The kids on corners asking for pennies will be lost in time. Yet, that passing encounter of the little group in Finsbury Park during the harsh Thatcher years remains one of the strongest in my recollections of London, and still seems most vividly ‘English’ - a memory of kids, underdressed, feeling the cold, but joyously free for a few hours. Little rebels on London street corners and in the entrances to tube stations.
See, for example, What is the story behin Bonfire Night? Royal Museums Greenwich: “The Gunpowder Plot was a failed attempt to assassinate King James I of England during the Opening of Parliament in November 1605. The plan was organised by Robert Catesby, a devout English Catholic who hoped to kill the Protestant King James and establish Catholic rule in England… English Catholics had expected more religious tolerance under James I compared to the reign of his predecessor, Elizabeth I. However, these hopes were dashed in early 1604 when in a speech to Parliament James I said he ‘detested’ the Catholic faith. Days later, he ordered all Jesuit and Catholic priests to leave the realm. Following the king’s declaration, Catesby joined forces with other Catholic conspirators to bring down the Protestant government.”

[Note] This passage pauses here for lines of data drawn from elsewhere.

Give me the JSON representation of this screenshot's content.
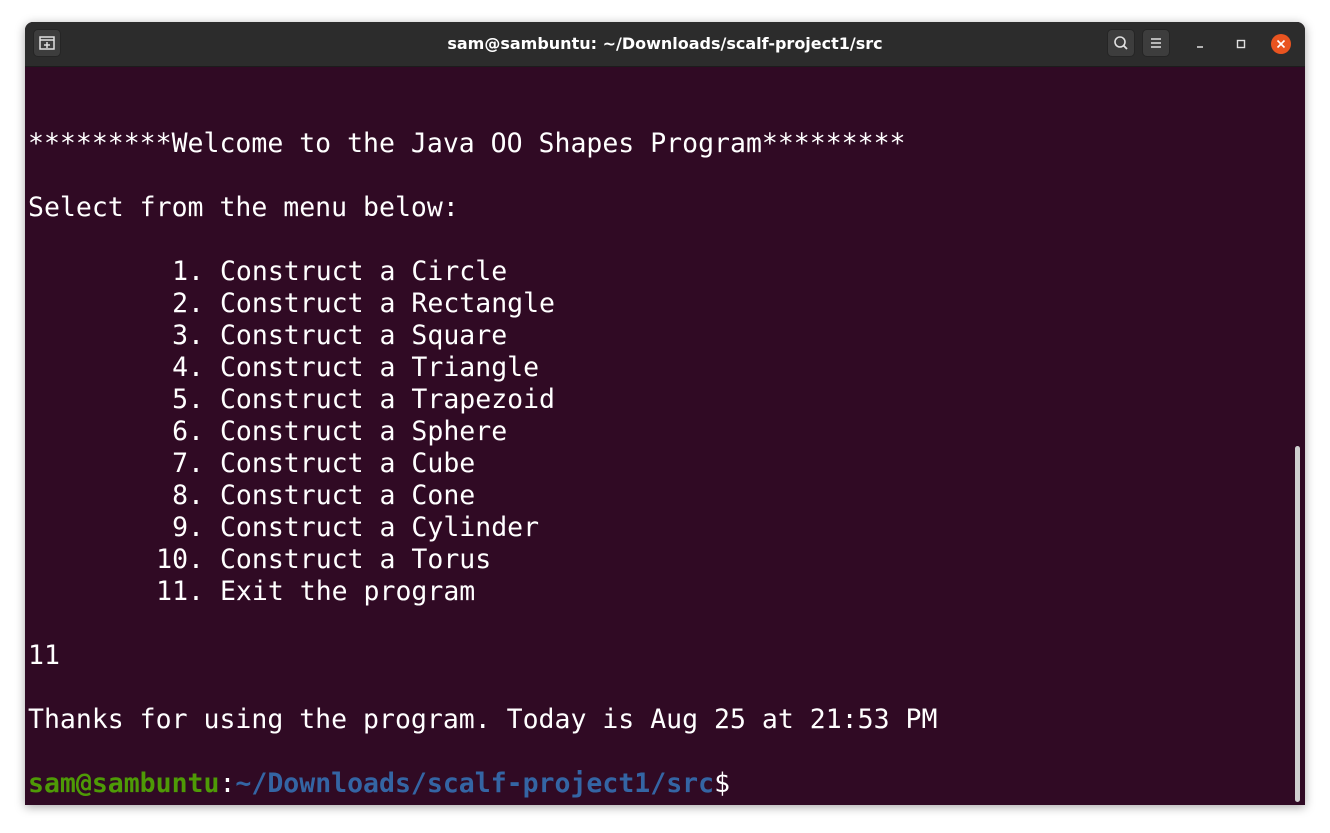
{
  "window": {
    "title": "sam@sambuntu: ~/Downloads/scalf-project1/src",
    "icons": {
      "new_tab": "new-tab-icon",
      "search": "search-icon",
      "menu": "hamburger-menu-icon",
      "minimize": "minimize-icon",
      "maximize": "maximize-icon",
      "close": "close-icon"
    }
  },
  "terminal": {
    "welcome": "*********Welcome to the Java OO Shapes Program*********",
    "menu_prompt": "Select from the menu below:",
    "menu": [
      {
        "num": "1.",
        "label": "Construct a Circle"
      },
      {
        "num": "2.",
        "label": "Construct a Rectangle"
      },
      {
        "num": "3.",
        "label": "Construct a Square"
      },
      {
        "num": "4.",
        "label": "Construct a Triangle"
      },
      {
        "num": "5.",
        "label": "Construct a Trapezoid"
      },
      {
        "num": "6.",
        "label": "Construct a Sphere"
      },
      {
        "num": "7.",
        "label": "Construct a Cube"
      },
      {
        "num": "8.",
        "label": "Construct a Cone"
      },
      {
        "num": "9.",
        "label": "Construct a Cylinder"
      },
      {
        "num": "10.",
        "label": "Construct a Torus"
      },
      {
        "num": "11.",
        "label": "Exit the program"
      }
    ],
    "user_input": "11",
    "goodbye": "Thanks for using the program. Today is Aug 25 at 21:53 PM",
    "prompt": {
      "user_host": "sam@sambuntu",
      "separator": ":",
      "path": "~/Downloads/scalf-project1/src",
      "symbol": "$"
    }
  },
  "colors": {
    "terminal_bg": "#300a24",
    "titlebar_bg": "#2c2c2c",
    "prompt_user": "#4e9a06",
    "prompt_path": "#3465a4",
    "close_button": "#e95420"
  }
}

The changing history of Bonfire Night is a fascinating one, as it moved from official Church-led commemoration to anarchic celebrations and episodes of public disorder during the 18th century to a more regulated holiday during the Victorian period. It would would come be called Guy Fawkes Day (after the conspirator found guarding the gunpowder hidden beneath the Houses of Parliament) during the Victorian period. Local bonfire societies organized celebrations that culminated in burning a Guy Fawkes effigy. By the early 19th century, the tradition of children collecting money to buy fireworks for the celebration - with their homemade effigies and chants of “Penny for the Guy” - had taken hold. Gradually, the night became as much, if not more, about the fireworks display than the original story upon which the entire holiday was based. But it clings on here and there, and only yesterday in Brighton’s North Laine, I came across a couple of boys collecting pennies for the Guy.